Бывают минуты, заключающие в себе целый ряд последующих явлений и событий, и человек инстинктивно мгновенно уразумевает их значение. Словно малейшее сотрясение сейчас сбросит небольшой камень, и вся постройка враз рухнет… Вот и теперь горный мастер сознавал, что эта минута была для него роковой — в данном случае объяснение было неизбежным.
— До того времени, когда ты вступишь хозяйкой в мой дом, — продолжал он, и голос его слегка дрогнул, — до того времени дом пастора единственное приличное для тебя место.
— Как, — госпожа фон Гербек растерянно развела и опустила на стол свои полные белые руки, — вы всерьез полагаете поселить фрейлейн фон Цвейфлинген в этих трущобах?! Я прихожу в ужас, представляя себе это очаровательное аристократическое создание в отвратительной мещанской обстановке, среди толпы ребятишек, орущих во все горло! И потом, этот жалкий обед, грубая домашняя работа, а всех духовных наслаждений — глава из Библии! Я не отрицаю, вы, может быть, очень любите вашу невесту, но настоящей нежности к ней у вас нет. Вы жестоко игнорируете наличие в душе Ютты того, над чем напрасно потешаются и господа социалисты, и демократы со всей их мудростью и что не могут изгнать из нашего сердца никакие обстоятельства, потому что оно действительно имеет свой божественный источник. Я говорю о сознании благородства происхождения!
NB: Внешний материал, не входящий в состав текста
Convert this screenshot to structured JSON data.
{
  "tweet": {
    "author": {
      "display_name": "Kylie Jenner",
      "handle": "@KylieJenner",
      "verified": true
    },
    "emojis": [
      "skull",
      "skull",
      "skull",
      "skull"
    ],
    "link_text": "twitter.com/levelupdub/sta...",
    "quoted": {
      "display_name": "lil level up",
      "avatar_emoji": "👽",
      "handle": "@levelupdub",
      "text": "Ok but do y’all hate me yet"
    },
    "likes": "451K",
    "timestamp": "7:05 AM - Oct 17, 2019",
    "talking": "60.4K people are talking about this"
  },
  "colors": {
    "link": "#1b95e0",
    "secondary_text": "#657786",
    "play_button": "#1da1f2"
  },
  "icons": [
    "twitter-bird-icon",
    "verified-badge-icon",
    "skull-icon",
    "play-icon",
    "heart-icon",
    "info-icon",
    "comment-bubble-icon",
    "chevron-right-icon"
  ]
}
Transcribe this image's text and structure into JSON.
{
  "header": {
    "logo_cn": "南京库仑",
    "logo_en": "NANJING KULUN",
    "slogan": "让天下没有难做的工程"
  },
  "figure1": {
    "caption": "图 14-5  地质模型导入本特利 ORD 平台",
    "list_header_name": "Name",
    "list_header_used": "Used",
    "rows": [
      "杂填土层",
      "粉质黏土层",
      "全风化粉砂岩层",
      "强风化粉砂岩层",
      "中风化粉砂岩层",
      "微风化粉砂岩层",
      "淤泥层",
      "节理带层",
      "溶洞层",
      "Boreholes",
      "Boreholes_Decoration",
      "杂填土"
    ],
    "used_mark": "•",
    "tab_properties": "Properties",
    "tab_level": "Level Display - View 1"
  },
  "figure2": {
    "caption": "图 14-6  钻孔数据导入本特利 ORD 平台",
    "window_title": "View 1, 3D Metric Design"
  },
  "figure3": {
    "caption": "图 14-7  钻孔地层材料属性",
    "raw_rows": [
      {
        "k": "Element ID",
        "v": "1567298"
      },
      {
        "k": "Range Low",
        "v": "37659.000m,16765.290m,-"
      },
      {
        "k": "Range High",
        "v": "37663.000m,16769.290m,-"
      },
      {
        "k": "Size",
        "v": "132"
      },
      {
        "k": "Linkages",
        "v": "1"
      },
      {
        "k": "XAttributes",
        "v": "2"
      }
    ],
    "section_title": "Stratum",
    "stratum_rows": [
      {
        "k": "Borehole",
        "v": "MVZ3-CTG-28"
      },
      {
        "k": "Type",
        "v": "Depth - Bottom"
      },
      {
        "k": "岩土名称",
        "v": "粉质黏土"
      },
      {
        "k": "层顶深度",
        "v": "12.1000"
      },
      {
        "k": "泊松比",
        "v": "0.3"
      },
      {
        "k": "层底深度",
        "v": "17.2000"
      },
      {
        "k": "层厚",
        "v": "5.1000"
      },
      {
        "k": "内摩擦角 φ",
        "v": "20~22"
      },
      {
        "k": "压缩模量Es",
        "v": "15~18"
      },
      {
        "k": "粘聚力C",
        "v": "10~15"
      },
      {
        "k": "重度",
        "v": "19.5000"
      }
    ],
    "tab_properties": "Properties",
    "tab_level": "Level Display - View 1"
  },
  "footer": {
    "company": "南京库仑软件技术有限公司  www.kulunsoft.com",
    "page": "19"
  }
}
Студент прерывисто двинул стулом, его поднятый кулак готов бы удариться о стол, но горный мастер вовремя взглядом остановил его.
— И ты так же думаешь, Ютта? — спросил мастер с нажимом.
— Боже мой, как ты это трагически принимаешь! — произнесла девушка с досадой.
Ее большие темные глаза ледяным взглядом оглядели неотесанного бурша[5]
, затем обратились на жениха.— Не можешь же ты в самом деле требовать, чтобы я распевала гимны в честь дома, где чувствовала себя невыразимо несчастной. Но прошу тебя, Теобальд, оставь эту трагическую позу, поди сядь здесь.